Star in the constellation Taurus

HD 29697 (Gliese 174, V834 Tauri) is a variable star of BY Draconis type in the constellation Taurus. It has an apparent magnitude around 8 and is 43 ly away.

==Description==
HD 29697 is the Henry Draper Catalogue number of this star. It is also known by its designation in the Gliese Catalogue of Nearby Stars, Gliese 174, and its variable star designation V834 Tauri.
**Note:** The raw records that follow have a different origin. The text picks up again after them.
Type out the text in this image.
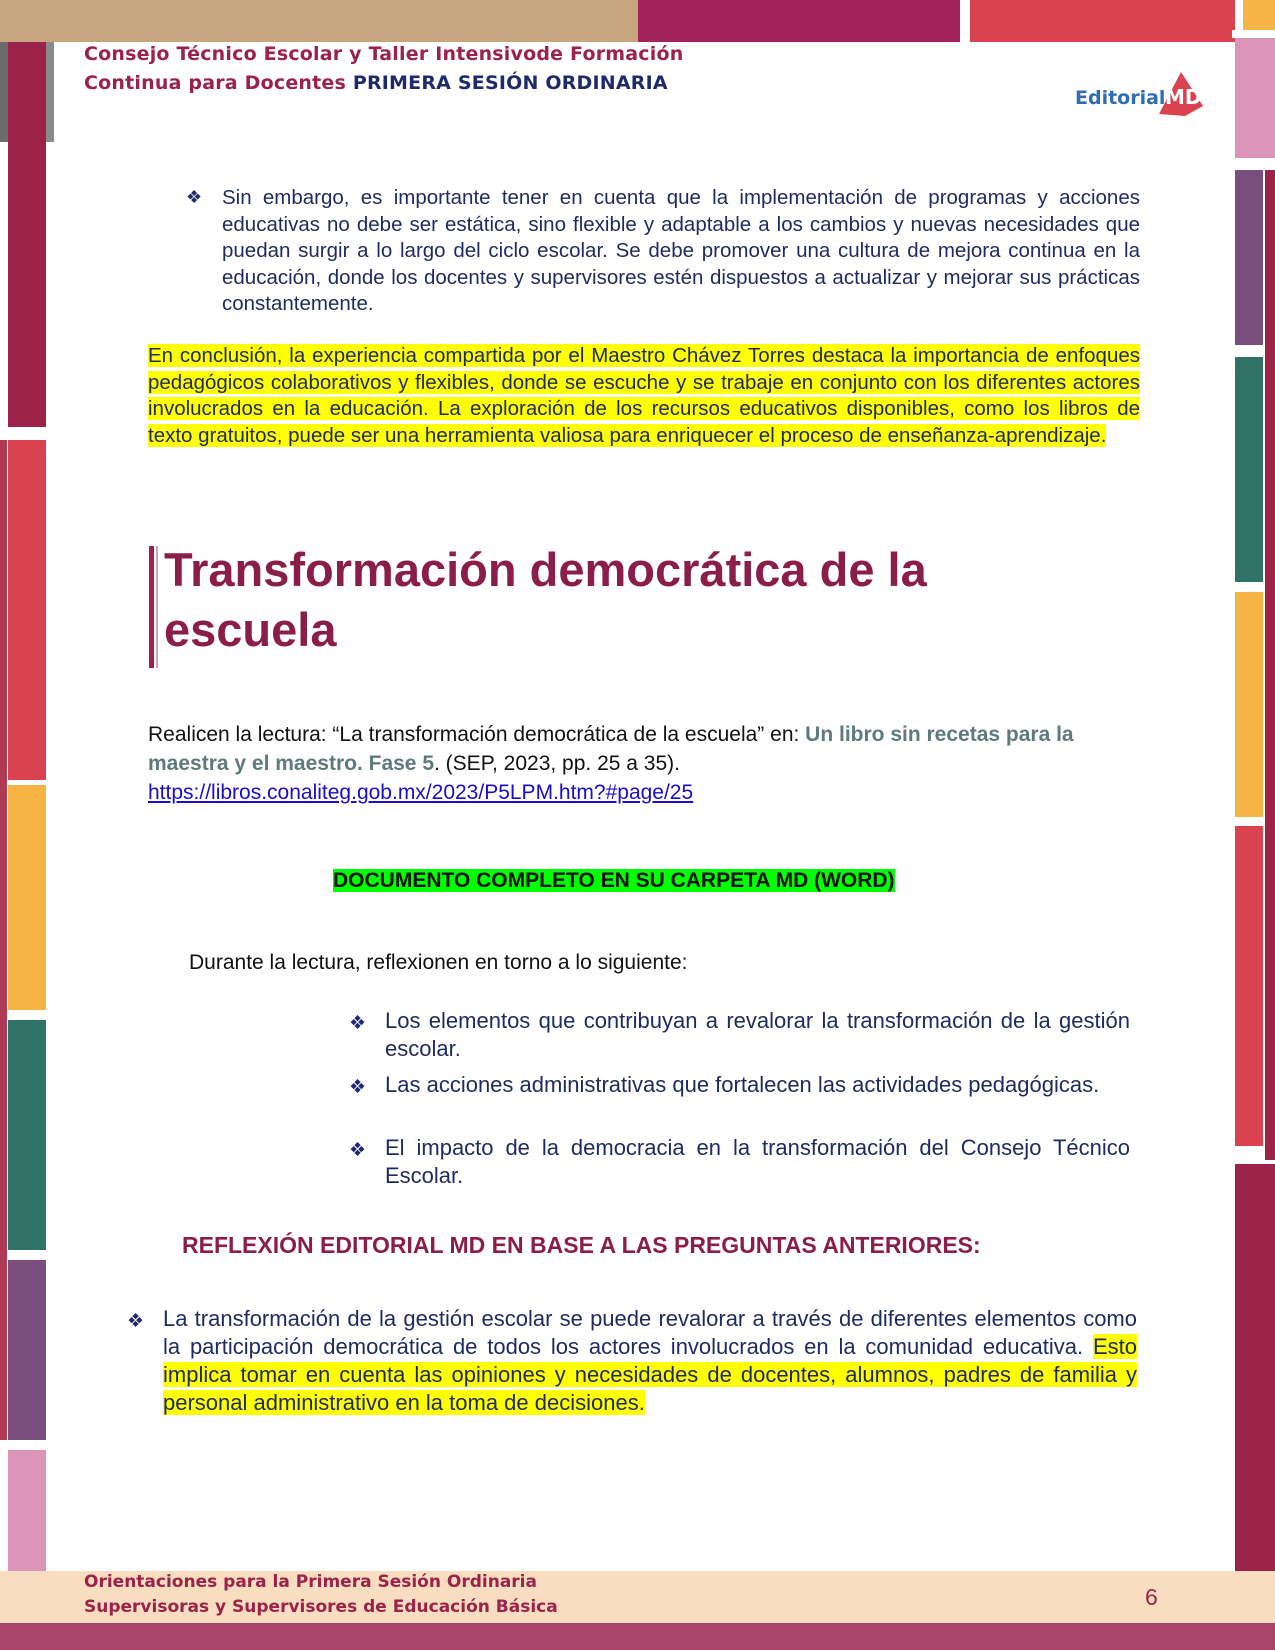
Consejo Técnico Escolar y Taller Intensivode Formación
Continua para Docentes PRIMERA SESIÓN ORDINARIA
Editorial MD
❖ Sin embargo, es importante tener en cuenta que la implementación de programas y acciones educativas no debe ser estática, sino flexible y adaptable a los cambios y nuevas necesidades que puedan surgir a lo largo del ciclo escolar. Se debe promover una cultura de mejora continua en la educación, donde los docentes y supervisores estén dispuestos a actualizar y mejorar sus prácticas constantemente.
En conclusión, la experiencia compartida por el Maestro Chávez Torres destaca la importancia de enfoques pedagógicos colaborativos y flexibles, donde se escuche y se trabaje en conjunto con los diferentes actores involucrados en la educación. La exploración de los recursos educativos disponibles, como los libros de texto gratuitos, puede ser una herramienta valiosa para enriquecer el proceso de enseñanza-aprendizaje.
Transformación democrática de la escuela
Realicen la lectura: “La transformación democrática de la escuela” en: Un libro sin recetas para la maestra y el maestro. Fase 5. (SEP, 2023, pp. 25 a 35).
https://libros.conaliteg.gob.mx/2023/P5LPM.htm?#page/25
DOCUMENTO COMPLETO EN SU CARPETA MD (WORD)
Durante la lectura, reflexionen en torno a lo siguiente:
❖ Los elementos que contribuyan a revalorar la transformación de la gestión escolar.
❖ Las acciones administrativas que fortalecen las actividades pedagógicas.
❖ El impacto de la democracia en la transformación del Consejo Técnico Escolar.
REFLEXIÓN EDITORIAL MD EN BASE A LAS PREGUNTAS ANTERIORES:
❖ La transformación de la gestión escolar se puede revalorar a través de diferentes elementos como la participación democrática de todos los actores involucrados en la comunidad educativa. Esto implica tomar en cuenta las opiniones y necesidades de docentes, alumnos, padres de familia y personal administrativo en la toma de decisiones.
Orientaciones para la Primera Sesión Ordinaria
Supervisoras y Supervisores de Educación Básica	6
In 1981, Pavel Fyodorovich Chugaynov announced that the brightness of HD 29697 varies as a function of time. V834 Tauri is a BY Draconis variable with maximum and minimum apparent magnitudes of 7.94 and 8.33 respectively, so it is never visible to the naked eye.

The star has been examined for indications of a circumstellar disk using the Spitzer Space Telescope, but no statistically-significant infrared excess was detected.